WIRED 2022 Vol.44 Web3 - 所有と信頼のゆくえ

hagi に投稿

Web3はWeb2.0の続きとは私は思わない。まあ、Web2.0がビジネスの統合で、Web3が社会基盤の置き換えと考えれば進化の形と捉えることもできる。一部ではバブルの様相を呈しているが、本質的な影響が出るまでにまだ数年かかるだろうし、社会の変化が目に見えるようになるまでにはまだ10年程度かかりそうだが、そろそろ眺めておくのに良い時期は来たのではないかと思う。

Web3、あるいは所有と信頼のゆくえ:雑誌『WIRED』日本版VOL.44の発売に際して、編集長から読者の皆さんへという記事を見て、久しぶりに紙の本・雑誌を購入した。WIREDはいつも難解で、しばしば知識人的な上から目線が鼻につく雑誌なので、私は必ずしも好感をもっているわけではないが、時々すごいことが書いてある。今回引用されているが、2010年のThe Web Is Dead.という記事は大きく話題になった。Web誕生から20年で一度は上がったネットワークトラフィックの占有率が23%まで低下した絵がついている。あれから12年。Web3という言葉とともに紹介されているLess Trust, More Truthという言葉が強烈に響く。いろいろな和訳の可能性があるが私は「信仰より事実重視」と訳したい。

ちょうど真ん中の部分に「変貌する世界を見据える100のキーワード」が入っていて、おぼろげな理解を含めて22しかわからず、78は(意味がなさそうに思えるものも多かったが)勉強になった。100のキーワードを挙げるには、まだちょっと早いのではないかと感じた。

提唱者のGavin Woodへのインタビューは必見だと思う。誰か=人、企業、国家などを信頼しなければならない状態ではなく、系を透明化することで人に依存しない世界を作るという思想だと理解している。もちろん、人を信頼しないと生きてはいけない。しかし、誰かが言うことを信じるというのが盲目的であってはいけない。人気のある人も過ちは犯す。TruthとFactは必ずしも同じものではないが、せめてFactチェックは行いたい。しかし、Factチェックを行うためには、Factチェックを行う人を信頼しないといけない。もちろん科学も万能からは程遠く、精度が高まると多くの場合で説明がつかない事象が見つかる。まあ、見果てぬ夢と言ってよいが、決定性のあるアルゴリズムで記述できる範囲はそれで判断するのが適当だろう。
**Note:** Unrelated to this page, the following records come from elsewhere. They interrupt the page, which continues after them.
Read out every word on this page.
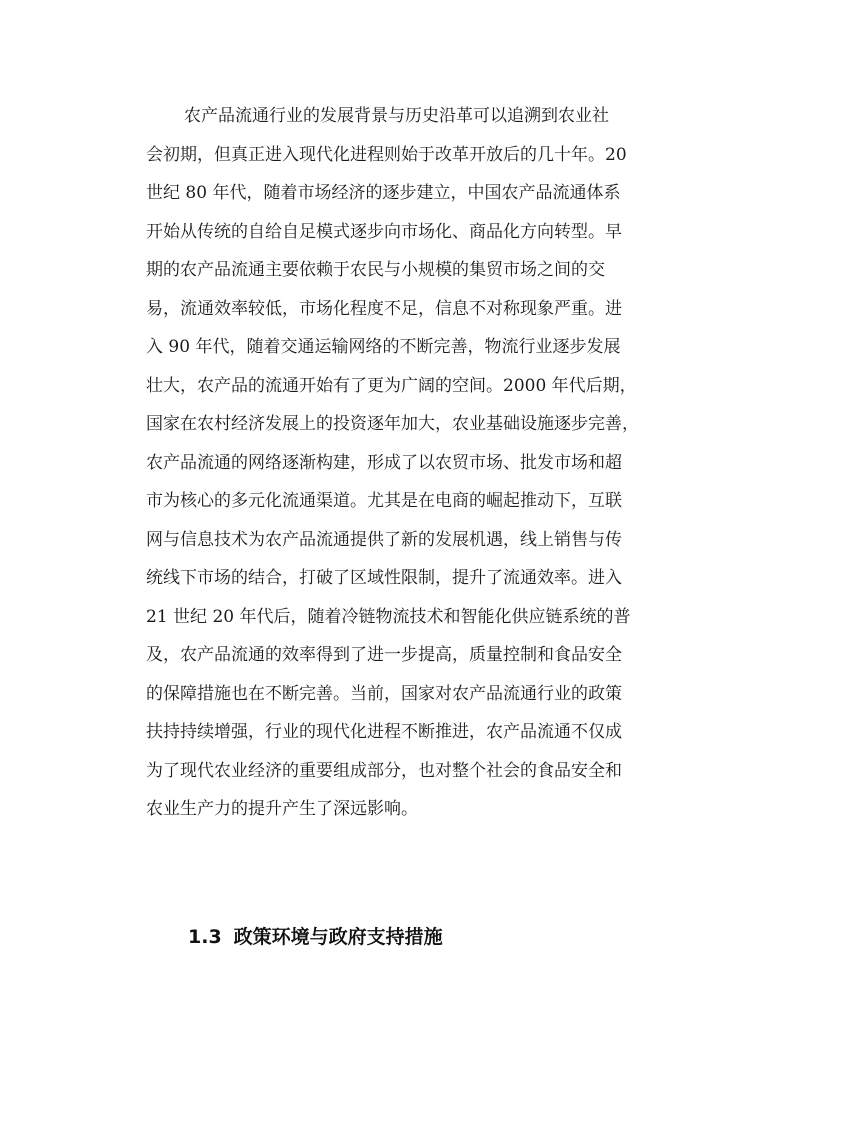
农产品流通行业的发展背景与历史沿革可以追溯到农业社
会初期，但真正进入现代化进程则始于改革开放后的几十年。20
世纪 80 年代，随着市场经济的逐步建立，中国农产品流通体系
开始从传统的自给自足模式逐步向市场化、商品化方向转型。早
期的农产品流通主要依赖于农民与小规模的集贸市场之间的交
易，流通效率较低，市场化程度不足，信息不对称现象严重。进
入 90 年代，随着交通运输网络的不断完善，物流行业逐步发展
壮大，农产品的流通开始有了更为广阔的空间。2000 年代后期，
国家在农村经济发展上的投资逐年加大，农业基础设施逐步完善，
农产品流通的网络逐渐构建，形成了以农贸市场、批发市场和超
市为核心的多元化流通渠道。尤其是在电商的崛起推动下，互联
网与信息技术为农产品流通提供了新的发展机遇，线上销售与传
统线下市场的结合，打破了区域性限制，提升了流通效率。进入
21 世纪 20 年代后，随着冷链物流技术和智能化供应链系统的普
及，农产品流通的效率得到了进一步提高，质量控制和食品安全
的保障措施也在不断完善。当前，国家对农产品流通行业的政策
扶持持续增强，行业的现代化进程不断推进，农产品流通不仅成
为了现代农业经济的重要组成部分，也对整个社会的食品安全和
农业生产力的提升产生了深远影响。
1.3 政策环境与政府支持措施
落合 渉悟の「22世紀の民主制」も面白かった。関連してTEDのスピーチを見たが、非常にわかりやすい。私は方向性として良いと思う。今の年長者の常識からは遠いが、多分、デジタルネイティブには受け入れられるだろう。

「"クリプト"をめるぐ4つの概念図」にも刺激をもらった。私は、匿名発言には否定的な立場だが、実名だとバイアスがかかるのは現実。Web3ではWalletがIdentityになる。本当に匿名性を確保できるのかという議論はあるが、複数のIdentityを使いまわしていく未来は来るだろう。単なる技術としてWeb3を見ればそれだけのことだが、次世代の社会基盤として見ると、現実社会とWeb3をどう関連付けるかは極めて重要な課題となる。

一連の記事を読んで、ヒッピー的な胡散臭さが強烈に臭った。大半は徒花となるだろうが、恐らく価値観が変動しつつあるのだと思う。今回のウクライナ侵攻は時代の切り替わりを早める方向に動くのではないかと思わされた。